En République Démocratique du Congo, la fonction de contrôle parlementaire sur l’exécutif apparaît fortement limitée. Selon une note thématique de l’institut Ebuteli publiée en mars 2026, seulement 22 moyens de contrôle ont été adoptés sur 458 déposés entre 2021 et 2025 à l’Assemblée nationale, soit un taux d’environ 4 %, révélant un affaiblissement marqué du rôle de contre-pouvoir du Parlement.

Un arsenal constitutionnel peu exploité

La Constitution congolaise prévoit pourtant plusieurs mécanismes de contrôle : motions de censure, questions orales et écrites, commissions d’enquête ou encore interpellations ministérielles. Sur le plan juridique, l’arsenal est complet. Cependant, dans la pratique, son utilisation reste marginale. « Une démocratie ne se définit pas seulement par ses institutions, mais par la manière dont elles fonctionnent réellement », rappelait Robert Dahl.

La domination de la logique majoritaire

La faiblesse du contrôle parlementaire s’explique notamment par la coïncidence fréquente entre majorité parlementaire et majorité présidentielle. Dans ce contexte, les initiatives de contrôle sont souvent politiquement freinées.
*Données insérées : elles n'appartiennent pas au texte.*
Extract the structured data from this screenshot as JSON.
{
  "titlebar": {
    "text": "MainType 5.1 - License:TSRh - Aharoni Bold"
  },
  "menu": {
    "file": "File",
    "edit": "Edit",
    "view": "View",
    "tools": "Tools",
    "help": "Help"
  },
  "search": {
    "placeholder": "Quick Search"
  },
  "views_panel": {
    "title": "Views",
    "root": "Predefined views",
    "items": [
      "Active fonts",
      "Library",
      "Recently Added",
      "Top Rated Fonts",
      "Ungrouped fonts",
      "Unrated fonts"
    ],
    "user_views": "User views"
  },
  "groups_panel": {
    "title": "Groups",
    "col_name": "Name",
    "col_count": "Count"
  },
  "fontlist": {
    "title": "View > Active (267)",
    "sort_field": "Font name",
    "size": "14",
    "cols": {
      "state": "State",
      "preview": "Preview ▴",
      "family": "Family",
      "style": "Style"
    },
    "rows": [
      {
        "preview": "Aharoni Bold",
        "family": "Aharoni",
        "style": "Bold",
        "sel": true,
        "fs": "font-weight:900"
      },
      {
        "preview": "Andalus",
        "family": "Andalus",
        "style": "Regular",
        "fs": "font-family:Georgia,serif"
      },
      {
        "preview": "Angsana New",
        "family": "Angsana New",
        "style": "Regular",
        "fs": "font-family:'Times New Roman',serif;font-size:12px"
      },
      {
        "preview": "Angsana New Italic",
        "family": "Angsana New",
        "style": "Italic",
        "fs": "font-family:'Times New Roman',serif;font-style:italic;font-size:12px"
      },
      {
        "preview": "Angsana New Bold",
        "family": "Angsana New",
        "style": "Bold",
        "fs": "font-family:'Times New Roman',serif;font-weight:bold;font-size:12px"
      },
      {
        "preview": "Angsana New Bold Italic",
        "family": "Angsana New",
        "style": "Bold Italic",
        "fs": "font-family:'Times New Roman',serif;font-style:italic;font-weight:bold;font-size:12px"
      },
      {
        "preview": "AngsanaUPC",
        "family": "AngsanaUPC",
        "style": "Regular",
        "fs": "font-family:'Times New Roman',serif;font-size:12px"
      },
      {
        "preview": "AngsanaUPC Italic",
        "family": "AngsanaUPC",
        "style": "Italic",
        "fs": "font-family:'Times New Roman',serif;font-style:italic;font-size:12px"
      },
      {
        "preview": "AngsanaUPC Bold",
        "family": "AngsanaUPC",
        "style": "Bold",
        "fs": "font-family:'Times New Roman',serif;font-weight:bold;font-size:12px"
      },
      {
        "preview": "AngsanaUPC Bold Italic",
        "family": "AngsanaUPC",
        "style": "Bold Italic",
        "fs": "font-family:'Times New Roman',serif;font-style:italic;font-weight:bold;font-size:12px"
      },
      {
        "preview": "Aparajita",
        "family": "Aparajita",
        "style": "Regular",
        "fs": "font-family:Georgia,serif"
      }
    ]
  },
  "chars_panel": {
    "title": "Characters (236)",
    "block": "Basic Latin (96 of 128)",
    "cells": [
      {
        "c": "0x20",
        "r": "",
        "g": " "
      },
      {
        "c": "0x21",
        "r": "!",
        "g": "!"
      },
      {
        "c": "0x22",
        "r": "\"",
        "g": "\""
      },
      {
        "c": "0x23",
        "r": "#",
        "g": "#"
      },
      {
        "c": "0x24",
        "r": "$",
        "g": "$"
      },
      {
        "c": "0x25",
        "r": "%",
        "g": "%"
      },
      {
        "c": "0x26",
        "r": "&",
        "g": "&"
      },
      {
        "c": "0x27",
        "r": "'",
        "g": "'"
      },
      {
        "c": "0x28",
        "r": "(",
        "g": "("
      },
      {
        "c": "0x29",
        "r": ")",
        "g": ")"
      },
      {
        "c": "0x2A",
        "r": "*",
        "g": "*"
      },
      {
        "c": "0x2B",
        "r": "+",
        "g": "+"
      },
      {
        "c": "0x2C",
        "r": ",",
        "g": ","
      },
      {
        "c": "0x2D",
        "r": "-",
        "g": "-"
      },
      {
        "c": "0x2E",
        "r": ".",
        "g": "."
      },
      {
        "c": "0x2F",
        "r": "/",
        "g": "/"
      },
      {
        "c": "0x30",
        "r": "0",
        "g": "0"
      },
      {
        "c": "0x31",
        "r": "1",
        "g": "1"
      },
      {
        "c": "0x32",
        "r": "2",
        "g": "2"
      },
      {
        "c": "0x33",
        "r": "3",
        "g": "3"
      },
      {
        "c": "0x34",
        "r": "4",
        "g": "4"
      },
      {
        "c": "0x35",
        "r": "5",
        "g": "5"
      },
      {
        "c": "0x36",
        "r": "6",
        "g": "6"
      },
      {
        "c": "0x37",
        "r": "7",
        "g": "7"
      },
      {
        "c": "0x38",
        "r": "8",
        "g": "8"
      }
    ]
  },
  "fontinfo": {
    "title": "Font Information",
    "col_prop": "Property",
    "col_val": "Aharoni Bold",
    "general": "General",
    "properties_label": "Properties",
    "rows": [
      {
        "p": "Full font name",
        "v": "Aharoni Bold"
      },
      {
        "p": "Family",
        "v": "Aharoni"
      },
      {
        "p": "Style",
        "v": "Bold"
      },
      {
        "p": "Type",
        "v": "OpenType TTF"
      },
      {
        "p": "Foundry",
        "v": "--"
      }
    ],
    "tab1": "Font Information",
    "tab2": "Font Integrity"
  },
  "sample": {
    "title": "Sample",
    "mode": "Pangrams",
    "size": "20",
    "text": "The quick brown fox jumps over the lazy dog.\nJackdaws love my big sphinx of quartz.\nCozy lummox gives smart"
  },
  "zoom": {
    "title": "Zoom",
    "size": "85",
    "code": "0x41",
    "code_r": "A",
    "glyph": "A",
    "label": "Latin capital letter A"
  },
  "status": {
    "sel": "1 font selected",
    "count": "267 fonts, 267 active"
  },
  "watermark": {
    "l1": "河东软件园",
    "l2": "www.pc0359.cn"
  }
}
La note d’Ebuteli souligne que la solidarité politique prend le dessus, transformant parfois le Parlement en chambre d’appui plutôt qu’en véritable contre-pouvoir. « Lorsque la majorité et l’exécutif fusionnent politiquement, le contrôle devient structurellement fragile », analysait Juan Linz.

Des mécanismes parfois neutralisés

Au-delà des chiffres, certaines initiatives de contrôle seraient neutralisées par des procédés internes, comme l’introduction de motions incidentielles. Ces pratiques limitent l’aboutissement des débats de contrôle. « Le droit parlementaire est aussi un champ de stratégies et de rapports de force », rappelait Maurice Duverger.

Un contrôle parlementaire sous contrainte politique

Les données montrent que même après la recomposition politique de 2021, les tendances sont restées globalement similaires. Le contrôle parlementaire demeure faible, malgré un cadre constitutionnel inchangé.

Pour plusieurs analystes, cette situation traduit un déséquilibre institutionnel durable au profit de l’exécutif. « La liberté politique dépend de la capacité des pouvoirs à se limiter mutuellement », soulignait Alexis de Tocqueville.

Avec seulement 4 % de taux d’adoption des initiatives de contrôle, le Parlement congolais peine à exercer pleinement sa mission constitutionnelle de contre-pouvoir. Au-delà des chiffres, c’est la question de l’effectivité de la séparation des pouvoirs qui se trouve posée.